Star and snowflake are the same idea, a central fact table surrounded by dimensions, drawn at two different levels of normalization. Knowing which to pick is mostly knowing what you’re optimizing for.
Star schema
Dimensions are denormalized: one flat table per dimension, even if that means repeating values. dim_geography holds country, region, city together, with country = 'US' repeated across thousands of rows.
- Pro: queries join the fact to one table per dimension. Fewer joins, simpler SQL, faster reads.
- Con: redundancy. Updating a country name touches many rows; storage is larger.
Snowflake schema
Dimensions are normalized into sub-dimensions. dim_city → dim_region → dim_country, each referencing the next by key.

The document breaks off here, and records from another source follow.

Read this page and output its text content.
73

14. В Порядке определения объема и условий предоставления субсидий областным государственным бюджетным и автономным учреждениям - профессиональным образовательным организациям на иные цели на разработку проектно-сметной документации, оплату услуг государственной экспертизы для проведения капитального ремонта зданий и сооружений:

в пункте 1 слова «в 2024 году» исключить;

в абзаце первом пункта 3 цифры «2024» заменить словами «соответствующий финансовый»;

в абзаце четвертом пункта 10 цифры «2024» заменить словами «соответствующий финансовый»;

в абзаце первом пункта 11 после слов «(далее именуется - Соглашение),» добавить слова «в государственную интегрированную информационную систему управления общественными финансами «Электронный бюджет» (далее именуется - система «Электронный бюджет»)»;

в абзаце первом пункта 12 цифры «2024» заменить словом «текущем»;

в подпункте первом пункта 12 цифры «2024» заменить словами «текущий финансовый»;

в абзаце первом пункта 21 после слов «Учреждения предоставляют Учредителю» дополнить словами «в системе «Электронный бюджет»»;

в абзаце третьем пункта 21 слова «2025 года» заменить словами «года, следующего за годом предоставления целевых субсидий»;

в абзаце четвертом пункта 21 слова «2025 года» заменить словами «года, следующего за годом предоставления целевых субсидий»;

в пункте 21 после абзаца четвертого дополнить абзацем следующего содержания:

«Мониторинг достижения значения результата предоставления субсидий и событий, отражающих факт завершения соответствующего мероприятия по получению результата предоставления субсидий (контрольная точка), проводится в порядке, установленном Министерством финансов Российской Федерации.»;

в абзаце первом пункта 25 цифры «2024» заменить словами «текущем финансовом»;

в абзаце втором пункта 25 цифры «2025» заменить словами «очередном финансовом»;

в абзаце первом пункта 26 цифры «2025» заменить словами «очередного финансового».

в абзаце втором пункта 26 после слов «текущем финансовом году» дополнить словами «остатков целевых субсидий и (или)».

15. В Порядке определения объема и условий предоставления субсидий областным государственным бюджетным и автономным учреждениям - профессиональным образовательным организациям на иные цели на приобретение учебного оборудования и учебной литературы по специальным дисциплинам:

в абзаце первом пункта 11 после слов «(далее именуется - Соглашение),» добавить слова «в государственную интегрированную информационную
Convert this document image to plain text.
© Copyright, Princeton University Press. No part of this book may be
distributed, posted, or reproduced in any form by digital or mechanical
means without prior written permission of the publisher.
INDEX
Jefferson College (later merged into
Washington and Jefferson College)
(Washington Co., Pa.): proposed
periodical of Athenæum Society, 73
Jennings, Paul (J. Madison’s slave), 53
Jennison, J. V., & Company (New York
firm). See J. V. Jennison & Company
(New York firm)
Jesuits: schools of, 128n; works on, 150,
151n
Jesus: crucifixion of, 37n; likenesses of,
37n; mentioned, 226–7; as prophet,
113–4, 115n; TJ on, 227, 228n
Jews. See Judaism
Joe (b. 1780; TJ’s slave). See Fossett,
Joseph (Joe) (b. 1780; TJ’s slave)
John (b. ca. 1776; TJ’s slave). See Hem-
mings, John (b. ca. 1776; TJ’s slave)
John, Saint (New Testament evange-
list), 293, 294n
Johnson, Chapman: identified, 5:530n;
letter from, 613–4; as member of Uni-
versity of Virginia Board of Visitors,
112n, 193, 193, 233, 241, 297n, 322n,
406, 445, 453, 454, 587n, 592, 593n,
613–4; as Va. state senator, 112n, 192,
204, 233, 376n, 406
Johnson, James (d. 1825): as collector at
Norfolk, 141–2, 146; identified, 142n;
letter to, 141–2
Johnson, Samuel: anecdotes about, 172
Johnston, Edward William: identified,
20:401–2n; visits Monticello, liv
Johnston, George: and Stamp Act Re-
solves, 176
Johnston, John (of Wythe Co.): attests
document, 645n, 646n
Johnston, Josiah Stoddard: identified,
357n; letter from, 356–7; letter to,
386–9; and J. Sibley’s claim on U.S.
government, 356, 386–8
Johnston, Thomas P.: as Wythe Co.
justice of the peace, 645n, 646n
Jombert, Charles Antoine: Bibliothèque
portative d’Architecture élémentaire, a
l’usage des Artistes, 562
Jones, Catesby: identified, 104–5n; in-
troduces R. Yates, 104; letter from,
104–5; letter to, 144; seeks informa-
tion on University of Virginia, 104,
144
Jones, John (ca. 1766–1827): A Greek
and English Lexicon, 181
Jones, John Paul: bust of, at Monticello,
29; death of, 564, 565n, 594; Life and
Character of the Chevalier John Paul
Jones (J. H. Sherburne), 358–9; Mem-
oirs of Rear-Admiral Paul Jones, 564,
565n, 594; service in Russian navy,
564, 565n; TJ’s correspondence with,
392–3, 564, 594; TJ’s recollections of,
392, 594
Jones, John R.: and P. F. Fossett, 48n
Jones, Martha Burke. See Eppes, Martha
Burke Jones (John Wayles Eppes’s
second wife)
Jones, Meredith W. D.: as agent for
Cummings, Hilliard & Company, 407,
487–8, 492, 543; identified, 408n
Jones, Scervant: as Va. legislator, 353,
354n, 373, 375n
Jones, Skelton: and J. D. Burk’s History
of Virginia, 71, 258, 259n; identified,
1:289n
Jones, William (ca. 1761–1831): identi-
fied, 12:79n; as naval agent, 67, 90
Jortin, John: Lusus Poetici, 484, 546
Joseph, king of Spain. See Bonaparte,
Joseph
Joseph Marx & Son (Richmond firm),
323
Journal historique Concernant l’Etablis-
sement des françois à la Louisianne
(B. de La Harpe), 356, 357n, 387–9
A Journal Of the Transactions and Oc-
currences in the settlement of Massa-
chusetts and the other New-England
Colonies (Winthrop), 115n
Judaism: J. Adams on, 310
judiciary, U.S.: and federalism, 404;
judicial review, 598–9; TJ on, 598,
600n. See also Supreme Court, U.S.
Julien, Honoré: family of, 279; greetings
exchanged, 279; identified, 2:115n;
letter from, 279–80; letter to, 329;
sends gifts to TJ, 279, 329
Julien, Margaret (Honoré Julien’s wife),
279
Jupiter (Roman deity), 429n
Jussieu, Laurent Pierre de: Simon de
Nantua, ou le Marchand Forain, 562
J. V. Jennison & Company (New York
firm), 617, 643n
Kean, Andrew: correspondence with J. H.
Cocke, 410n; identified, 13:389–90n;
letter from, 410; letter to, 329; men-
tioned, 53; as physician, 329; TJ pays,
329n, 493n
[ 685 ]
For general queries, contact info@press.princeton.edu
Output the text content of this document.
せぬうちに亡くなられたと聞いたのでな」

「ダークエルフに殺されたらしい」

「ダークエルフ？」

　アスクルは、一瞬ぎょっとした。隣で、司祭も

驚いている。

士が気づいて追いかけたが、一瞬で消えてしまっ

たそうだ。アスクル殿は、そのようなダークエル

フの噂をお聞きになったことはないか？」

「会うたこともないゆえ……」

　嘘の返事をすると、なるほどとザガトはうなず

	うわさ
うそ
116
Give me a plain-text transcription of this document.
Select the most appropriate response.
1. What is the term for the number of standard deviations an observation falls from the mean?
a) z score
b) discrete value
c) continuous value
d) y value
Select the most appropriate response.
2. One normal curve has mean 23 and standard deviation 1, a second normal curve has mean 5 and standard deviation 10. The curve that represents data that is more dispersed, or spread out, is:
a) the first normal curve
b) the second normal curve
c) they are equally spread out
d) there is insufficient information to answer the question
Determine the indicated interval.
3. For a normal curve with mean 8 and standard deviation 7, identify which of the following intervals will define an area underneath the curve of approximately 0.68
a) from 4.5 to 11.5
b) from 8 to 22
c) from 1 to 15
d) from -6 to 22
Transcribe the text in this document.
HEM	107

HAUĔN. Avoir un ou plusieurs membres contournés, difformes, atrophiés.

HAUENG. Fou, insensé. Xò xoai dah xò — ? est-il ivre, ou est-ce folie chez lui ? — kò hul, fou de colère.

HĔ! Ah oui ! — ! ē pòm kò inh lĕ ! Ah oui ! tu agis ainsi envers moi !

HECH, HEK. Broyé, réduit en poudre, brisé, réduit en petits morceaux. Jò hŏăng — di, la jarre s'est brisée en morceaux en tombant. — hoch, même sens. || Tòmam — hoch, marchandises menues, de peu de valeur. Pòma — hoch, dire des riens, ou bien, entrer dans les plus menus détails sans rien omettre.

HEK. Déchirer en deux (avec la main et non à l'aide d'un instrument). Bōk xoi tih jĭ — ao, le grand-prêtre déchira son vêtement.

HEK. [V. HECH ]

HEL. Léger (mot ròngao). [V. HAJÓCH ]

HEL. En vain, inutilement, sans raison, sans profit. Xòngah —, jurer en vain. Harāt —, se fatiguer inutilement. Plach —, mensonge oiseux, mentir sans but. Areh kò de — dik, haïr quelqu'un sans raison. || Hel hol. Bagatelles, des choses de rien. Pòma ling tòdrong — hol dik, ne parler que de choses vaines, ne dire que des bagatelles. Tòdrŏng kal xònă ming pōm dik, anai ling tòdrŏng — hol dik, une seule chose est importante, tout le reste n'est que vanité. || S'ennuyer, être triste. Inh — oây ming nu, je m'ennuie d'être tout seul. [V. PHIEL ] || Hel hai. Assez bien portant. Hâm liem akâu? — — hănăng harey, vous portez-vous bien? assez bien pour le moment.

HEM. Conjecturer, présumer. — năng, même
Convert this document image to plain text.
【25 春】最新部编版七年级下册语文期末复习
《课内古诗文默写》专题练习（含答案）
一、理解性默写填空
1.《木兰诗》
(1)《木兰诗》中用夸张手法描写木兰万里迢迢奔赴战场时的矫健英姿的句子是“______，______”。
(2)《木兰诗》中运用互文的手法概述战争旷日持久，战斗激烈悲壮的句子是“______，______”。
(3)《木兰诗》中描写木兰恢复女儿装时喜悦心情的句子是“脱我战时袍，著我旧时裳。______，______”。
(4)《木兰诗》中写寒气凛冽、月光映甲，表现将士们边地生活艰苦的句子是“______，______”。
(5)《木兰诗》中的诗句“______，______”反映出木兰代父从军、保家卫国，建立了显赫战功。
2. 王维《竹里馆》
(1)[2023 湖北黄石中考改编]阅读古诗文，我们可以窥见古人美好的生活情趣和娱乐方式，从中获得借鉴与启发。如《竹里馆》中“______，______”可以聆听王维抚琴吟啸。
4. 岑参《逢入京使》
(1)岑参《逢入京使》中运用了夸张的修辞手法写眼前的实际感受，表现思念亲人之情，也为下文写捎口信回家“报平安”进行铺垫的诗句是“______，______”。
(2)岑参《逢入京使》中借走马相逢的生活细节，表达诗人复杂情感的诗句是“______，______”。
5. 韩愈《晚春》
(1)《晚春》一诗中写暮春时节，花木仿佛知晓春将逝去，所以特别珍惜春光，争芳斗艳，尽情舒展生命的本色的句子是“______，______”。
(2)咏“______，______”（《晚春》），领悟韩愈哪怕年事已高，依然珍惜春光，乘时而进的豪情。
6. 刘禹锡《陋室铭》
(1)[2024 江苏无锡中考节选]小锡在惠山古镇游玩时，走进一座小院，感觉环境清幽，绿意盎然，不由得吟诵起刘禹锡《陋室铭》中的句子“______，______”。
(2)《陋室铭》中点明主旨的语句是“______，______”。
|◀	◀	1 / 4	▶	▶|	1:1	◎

- Pro: no redundancy. A country name lives in exactly one row. Cleaner writes, smaller storage.
- Con: a query grouping by country now joins city→region→country, which means more joins, more complex SQL, and slower reads.
When to use each
Use a star when the workload is read-heavy analytics (it almost always is), dimensions are modest in size, and you want simple, fast queries. This is the default for product analytics, BI, and dashboards. Spectrum is a star for exactly this reason.
Use a snowflake when a dimension is genuinely large and hierarchical, redundancy is costly or update-prone, or you’re constrained on storage. In practice this is the exception.
Takeaway
Default to a star: read performance and query simplicity win for the analytics workloads most teams have. Normalize a dimension into a snowflake only when that specific dimension’s size or update pattern makes the redundancy a real problem. Don’t snowflake on instinct; denormalization is a feature here, not a smell.